As a way to gauge if new restrictions are needed, some experts have called on health departments to report the number of “unlinked infections” — those for which they can’t determine where the infection came from. More unlinked infections signifies more uncontrolled spread and could require distancing measures to stem.

Experts are also trying to parse which components of lockdowns were necessary to drive down transmission, and which can be avoided. They’re hoping a more nimble, targeted approach can allow officials to gain a hold over outbreaks without collapsing the economic and social fabric again. It could be more localized stay-at-home measures, or culling certain activities, or strategies that protect those most vulnerable to the effects of Covid-19, including older people.

“There is a spectrum of interventions between no social distancing and normal behavior, and complete lockdown,” Buckee said. “We’re going to have to be quite flexible about making decisions along that spectrum.”

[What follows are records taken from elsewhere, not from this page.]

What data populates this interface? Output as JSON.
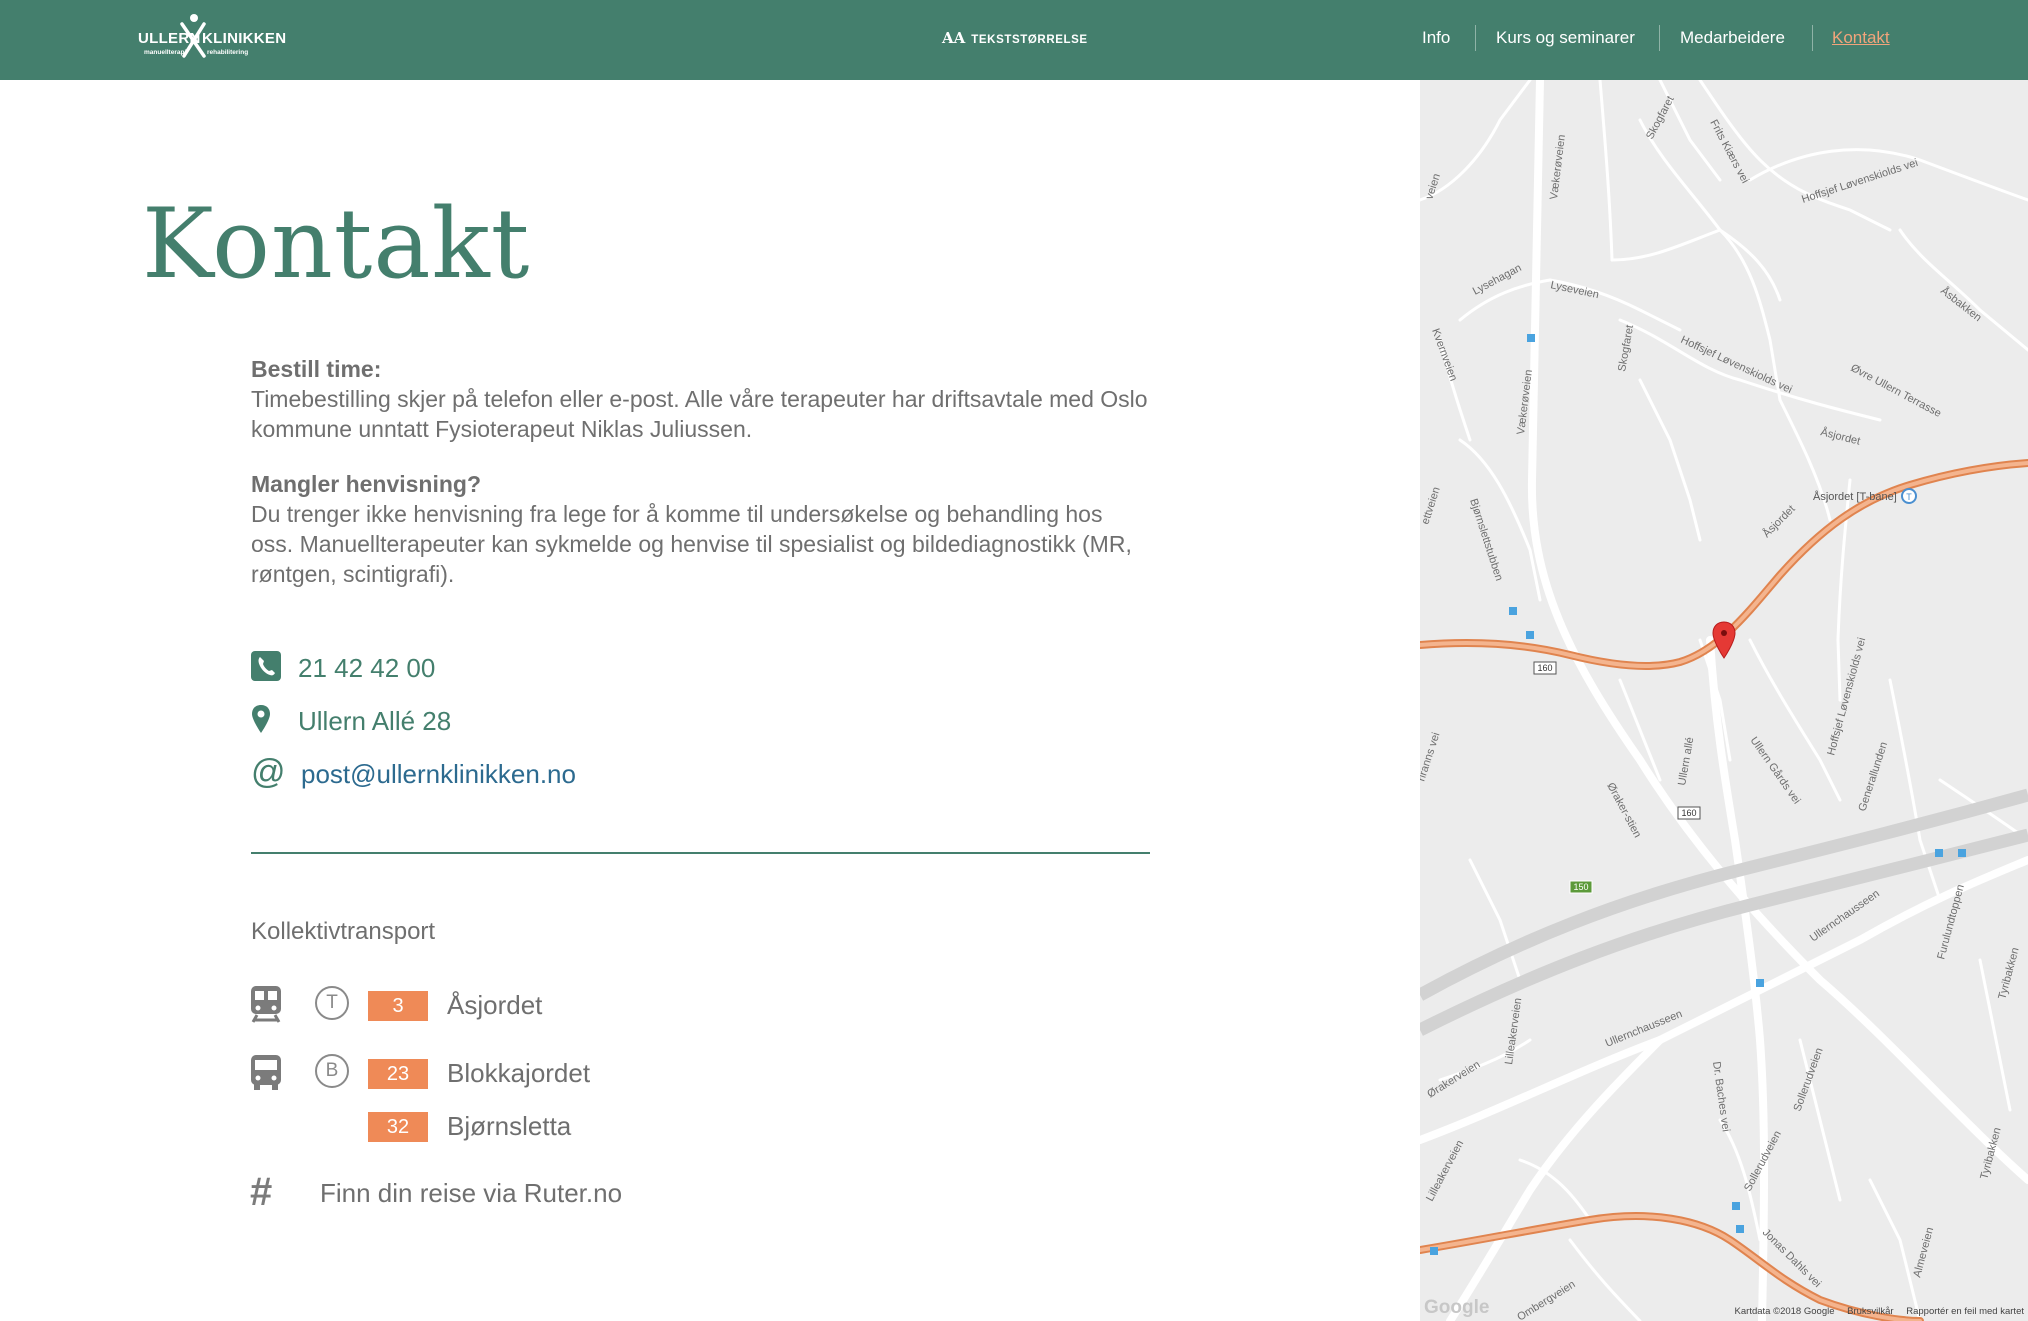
{
  "header": {
    "logo": {
      "word_left": "ULLERN",
      "word_right": "KLINIKKEN",
      "sub_left": "manuellterapi",
      "sub_right": "rehabilitering"
    },
    "text_size_prefix": "AA",
    "text_size_label": "TEKSTSTØRRELSE",
    "nav": [
      {
        "label": "Info"
      },
      {
        "label": "Kurs og seminarer"
      },
      {
        "label": "Medarbeidere"
      },
      {
        "label": "Kontakt",
        "active": true
      }
    ]
  },
  "main": {
    "title": "Kontakt",
    "booking": {
      "heading": "Bestill time:",
      "text": "Timebestilling skjer på telefon eller e-post. Alle våre terapeuter har driftsavtale med Oslo kommune unntatt Fysioterapeut Niklas Juliussen."
    },
    "referral": {
      "heading": "Mangler henvisning?",
      "text": "Du trenger ikke henvisning fra lege for å komme til undersøkelse og behandling hos oss. Manuellterapeuter kan sykmelde og henvise til spesialist og bildediagnostikk (MR, røntgen, scintigrafi)."
    },
    "contact": {
      "phone": "21 42 42 00",
      "address": "Ullern Allé 28",
      "email": "post@ullernklinikken.no"
    },
    "transport": {
      "heading": "Kollektivtransport",
      "metro": {
        "letter": "T",
        "lines": [
          {
            "number": "3",
            "stop": "Åsjordet"
          }
        ]
      },
      "bus": {
        "letter": "B",
        "lines": [
          {
            "number": "23",
            "stop": "Blokkajordet"
          },
          {
            "number": "32",
            "stop": "Bjørnsletta"
          }
        ]
      },
      "ruter_link": "Finn din reise via Ruter.no"
    }
  },
  "map": {
    "streets": {
      "vaekeroveien_top": "Vækerøveien",
      "vaekeroveien_mid": "Vækerøveien",
      "skogfaret_top": "Skogfaret",
      "skogfaret_mid": "Skogfaret",
      "frits_kiaers_vei": "Frits Kiærs vei",
      "hoffsjef_top": "Hoffsjef Løvenskiolds vei",
      "hoffsjef_mid": "Hoffsjef Løvenskiolds vei",
      "hoffsjef_low": "Hoffsjef Løvenskiolds vei",
      "lysehagan": "Lysehagan",
      "lyseveien": "Lyseveien",
      "asbakken": "Åsbakken",
      "ovre_ullern_terrasse": "Øvre Ullern Terrasse",
      "kvernveien": "Kvernveien",
      "asjordet_road": "Åsjordet",
      "asjordet_road2": "Åsjordet",
      "asjordet_tbane": "Åsjordet [T-bane]",
      "bjornslettstubben": "Bjørnslettstubben",
      "ullern_alle": "Ullern allé",
      "ullern_gards_vei": "Ullern Gårds vei",
      "generallunden": "Generallunden",
      "orakerstien": "Øraker-stien",
      "ullernchausseen_1": "Ullernchausseen",
      "ullernchausseen_2": "Ullernchausseen",
      "furulundtoppen": "Furulundtoppen",
      "tyribakken_1": "Tyribakken",
      "tyribakken_2": "Tyribakken",
      "lilleakerveien_1": "Lilleakerveien",
      "lilleakerveien_2": "Lilleakerveien",
      "orakerveien": "Ørakerveien",
      "dr_baches_vei": "Dr. Baches vei",
      "sollerudveien_1": "Sollerudveien",
      "sollerudveien_2": "Sollerudveien",
      "jonas_dahls_vei": "Jonas Dahls vei",
      "almeveien": "Almeveien",
      "ombergveien": "Ombergveien",
      "vei_left": "veien",
      "vei_left2": "ettveien",
      "vei_left3": "riranns vei"
    },
    "route_160_a": "160",
    "route_160_b": "160",
    "route_150": "150",
    "metro_marker": "T",
    "google": "Google",
    "footer": {
      "data": "Kartdata ©2018 Google",
      "terms": "Bruksvilkår",
      "report": "Rapportér en feil med kartet"
    },
    "colors": {
      "road_major": "#f0a070",
      "road_major_edge": "#e0844f",
      "railway": "#d2d2d2",
      "background": "#ececec",
      "marker": "#e53935"
    }
  },
  "theme": {
    "green": "#447f6d",
    "accent": "#ef8a57",
    "link": "#2c6a8f",
    "text": "#6f6f6f"
  }
}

Already, bars and restaurants in Texas and Florida where cases have been found since reopening have had to briefly shut down. But those retrospective actions still leave communities on defensive footing. To live with the virus and keep cases at manageable levels requires an attack mentality: Widespread testing, quickly identifying and isolating people who are infected, tracing and quarantining as many of their contacts as possible. Those are the general strategies that other countries have used to drive down their curves.

As more people return to work, it will also be incumbent on employers to protect their staff. One of the reasons that the U.S. epidemic has disproportionately affected Black and Latinx populations is because they fill so many essential jobs.

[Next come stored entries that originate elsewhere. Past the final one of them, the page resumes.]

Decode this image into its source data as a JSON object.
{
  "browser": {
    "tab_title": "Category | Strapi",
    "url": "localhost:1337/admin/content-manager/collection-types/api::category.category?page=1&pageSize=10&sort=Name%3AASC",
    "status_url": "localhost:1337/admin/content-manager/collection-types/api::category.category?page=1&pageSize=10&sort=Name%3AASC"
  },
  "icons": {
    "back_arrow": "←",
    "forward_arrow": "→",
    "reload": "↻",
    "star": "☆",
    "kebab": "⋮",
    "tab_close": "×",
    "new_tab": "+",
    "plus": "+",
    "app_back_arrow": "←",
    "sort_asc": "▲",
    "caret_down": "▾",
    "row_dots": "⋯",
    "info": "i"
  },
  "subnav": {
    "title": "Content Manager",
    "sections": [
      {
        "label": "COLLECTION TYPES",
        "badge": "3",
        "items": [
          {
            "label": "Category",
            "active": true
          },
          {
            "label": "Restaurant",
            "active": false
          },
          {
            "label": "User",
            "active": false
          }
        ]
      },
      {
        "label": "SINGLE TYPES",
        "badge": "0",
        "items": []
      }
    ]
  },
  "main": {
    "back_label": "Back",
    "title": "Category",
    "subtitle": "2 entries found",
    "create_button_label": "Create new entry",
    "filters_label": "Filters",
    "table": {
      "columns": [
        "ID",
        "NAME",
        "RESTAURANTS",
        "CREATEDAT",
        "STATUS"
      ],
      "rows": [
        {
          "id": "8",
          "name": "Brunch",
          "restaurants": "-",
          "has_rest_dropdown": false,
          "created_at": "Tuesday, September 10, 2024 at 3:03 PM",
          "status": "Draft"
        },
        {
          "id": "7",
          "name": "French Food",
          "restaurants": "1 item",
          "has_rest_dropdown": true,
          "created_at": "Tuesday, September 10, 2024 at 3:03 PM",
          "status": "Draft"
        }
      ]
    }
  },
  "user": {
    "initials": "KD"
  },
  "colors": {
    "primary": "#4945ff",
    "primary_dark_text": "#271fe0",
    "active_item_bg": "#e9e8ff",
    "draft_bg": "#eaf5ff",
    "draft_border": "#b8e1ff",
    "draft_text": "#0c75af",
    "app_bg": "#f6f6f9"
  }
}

“The primary way the Latinx community is becoming infected is through going to work,” said Rosa Gonzalez-Guarda, an associate professor at Duke’s School of Nursing.

If employers aren’t implementing distancing rules in workplaces, providing protective gear when necessary, or allowing people to stay home when sick, Gonzalez-Guarda said, “it will be very hard to contain the disease.”

  • Wearing a mask is like wearing a motorcycle helmet. It just makes sense! And to not wear either is irresponsible, imo. Testing seems to be the key right now. A vaccine seems not be in the near future. But testing? We need a simple and available test for everyone single one of us. And if we keep asymptomatic people out of the herd, and isolate them until healed, wouldn’t the virus eventually go away?

    • Yes, at least that has worked elsewhere in the world. But it returns when someone infected enters the scene and isn’t caught. New Zealand had everything under control until two infected women who had just arrived from England left quarantine early.

  • That was a very well written, informative piece, Andrew. Thank you. Though, I do prefer the traditional descriptor, “Latino” above the new, politically correct, “Latinx”.

  • The tone of comments sections, on those publications still offering them, can only darken one’s day. COVID is hardly the first communicable ailment to become politicized; recall the AIDS epidemic of the 1980s if not the yellow fever of yore. But that it’s the first in which disputes and litmus tests have stymied every effort toward a coherent public response is a development I never expected to see as COVID, unlike the earlier examples, shows little inclination to remain confined to particular towns or demographic groups—indeed, arriving in America amongst the chattering classes.

    We have dedicated nurses, doctors, contact-tracers who try to rescue victims and blunt the spread of this virus. Out of respect for them or hopes I might get lucky enough to dodge it, you can bet my mask is on and my hands well-scrubbed when I enter the store. Not fear, not virtue-signaling, just new habits, often the things Mommy taught me once upon a time.